Posted to dev@stanbol.apache.org by Alessio Bosca <al...@celi.it> on 2013/01/09 10:22:48 UTC

Parch for CELI services update (added support for morphology analysis for Swedish, added engine for Sentiment Analysis for French and Italian)

Hi Rupert,

yesterday I updated the morphological Analysis service (We added support 
for the sv language, fixed the umlauts issue for German and unified all 
the POS tagsets for the supported languages)
Therefore currently the pos tags  returned by the web service are not 
coherent with the ones declared in the postag mappings in the 
enhancement engine.

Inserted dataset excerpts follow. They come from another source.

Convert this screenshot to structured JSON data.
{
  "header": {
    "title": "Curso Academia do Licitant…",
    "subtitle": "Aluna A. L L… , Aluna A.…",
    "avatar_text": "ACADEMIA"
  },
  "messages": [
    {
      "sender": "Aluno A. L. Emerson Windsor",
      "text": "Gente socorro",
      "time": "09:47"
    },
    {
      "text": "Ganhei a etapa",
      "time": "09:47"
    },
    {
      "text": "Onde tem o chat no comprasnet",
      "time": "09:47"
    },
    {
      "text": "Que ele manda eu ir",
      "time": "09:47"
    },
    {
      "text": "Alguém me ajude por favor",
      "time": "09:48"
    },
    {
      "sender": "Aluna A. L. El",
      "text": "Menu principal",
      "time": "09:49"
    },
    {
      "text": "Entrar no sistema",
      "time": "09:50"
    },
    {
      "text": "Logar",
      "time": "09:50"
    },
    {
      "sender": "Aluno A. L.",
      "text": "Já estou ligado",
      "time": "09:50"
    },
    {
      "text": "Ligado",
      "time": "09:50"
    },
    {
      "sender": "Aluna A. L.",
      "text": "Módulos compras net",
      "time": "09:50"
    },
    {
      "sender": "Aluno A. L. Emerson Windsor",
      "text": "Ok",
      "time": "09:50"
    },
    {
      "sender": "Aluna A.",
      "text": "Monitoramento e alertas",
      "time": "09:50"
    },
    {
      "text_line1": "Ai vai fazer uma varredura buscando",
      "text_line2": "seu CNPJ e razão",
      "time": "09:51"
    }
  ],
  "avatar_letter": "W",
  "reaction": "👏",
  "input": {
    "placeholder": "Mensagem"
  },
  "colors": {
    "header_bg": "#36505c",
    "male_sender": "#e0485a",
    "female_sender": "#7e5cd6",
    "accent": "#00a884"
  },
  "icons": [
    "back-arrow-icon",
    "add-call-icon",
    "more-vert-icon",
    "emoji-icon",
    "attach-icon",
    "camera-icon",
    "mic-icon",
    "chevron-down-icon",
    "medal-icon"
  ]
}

For this reasons the tests on the morphological 
engine should be failing.
Concerning the umlauts (and /ß character)/, they are now recognized by 
the system but currently the lemma produced by the morphological 
analyzer converts them to sequences of characters (e.g. /ö -> oe, //ß -> 
ss)./
In the future version of the system I would like to include both lemma 
writings/.
/
The language identifier has been updated as well (adding a few new 
languages, now the list of supported languages includes 
en,fr,de,hu,pl,it,es,pt,el,et,lv,tr,pt,ru,ar,ro,da)  without changes for 
the engines

The patch you can find in the attachment contains the fixes for the 
morphological service updates (sv language addition and new pos tag 
mapping, one for all the languages)
The patch also contains the client and the test classes for the 
sentiment analysis  engine supporting fr and it

Let me know if you have any problem integrating the patch

Alessio

On 01/07/2013 05:44 PM, Alessio Bosca wrote:
> Hi Rupert,
>
> sure tomorrow I'll have a look into that and let you know
>
> bests
>     Alessio
>
> On 01/04/2013 01:07 PM, Rupert Westenthaler wrote:
>> Hi Alessio, all
>>
>> Thanks for looking into that. However with the Jenking build #1200
>> there is still one remaining issue
>>
>> tesetEngine(org.apache.stanbol.enhancer.engines.celi.langid.impl.CeliLanguageIdentifierEnhancementEngineTest) 
>>
>>   Time elapsed: 0.296 sec  <<< FAILURE!
>> junit.framework.ComparisonFailure: The detected language for text
>> 'Brigitte Bardot, née  le 28 septembre 1934 à Paris, est une actrice
>> de cinéma et chanteuse française.' MUST BE 'fr' expected:<[f]r> but
>> was:<[a]r>
>>          at junit.framework.Assert.assertEquals(Assert.java:100)
>>          at 
>> org.apache.stanbol.enhancer.engines.celi.langid.impl.CeliLanguageIdentifierEnhancementEngineTest.tesetEngine(CeliLanguageIdentifierEnhancementEngineTest.java:101)
>>
>> Looks like the Language Identification engine detects the language
>> Arabic for the French text example. I am also able to reproduce this
>> issue locally.
>>
>> Can you have a look into that?
>> best
>> Rupert
>>
>>
>> On Fri, Jan 4, 2013 at 10:03 AM, Alessio Bosca 
>> <al...@celi.it> wrote:
>>> Hi Rupert,
>>>
>>> thanks for the feedback, there was a problem with the the access 
>>> control for
>>> anonymous users in the services. Now it has been fixed .
>>>
>>> PS: Next week I'll send you a patch for CELI engines with the sentiment
>>> analysis and bug fixes for the German umlauts.
>>> Sorry for the delay in the release.
>>>
>>> Bests,
>>>      Alessio
>>>
>>> -- 
>>> *************************************
>>> Alessio Bosca, Ph.D.
>>> CELI s.r.l.
>>> Via San Quintino 31
>>> 10121 Torino
>>> Tel. +39 011.562.71.15
>>> Fax +39 011.506.40.86
>>> http://www.celi.it
>>> *************************************
>>>
>>>
>>
>>
>
>


-- 
*************************************
Alessio Bosca, Ph.D.
CELI s.r.l.
Via San Quintino 31
10121 Torino
Tel. +39 011.562.71.15
Fax +39 011.506.40.86
http://www.celi.it
*************************************


Re: Parch for CELI services update (added support for morphology analysis for Swedish, added engine for Sentiment Analysis for French and Italian)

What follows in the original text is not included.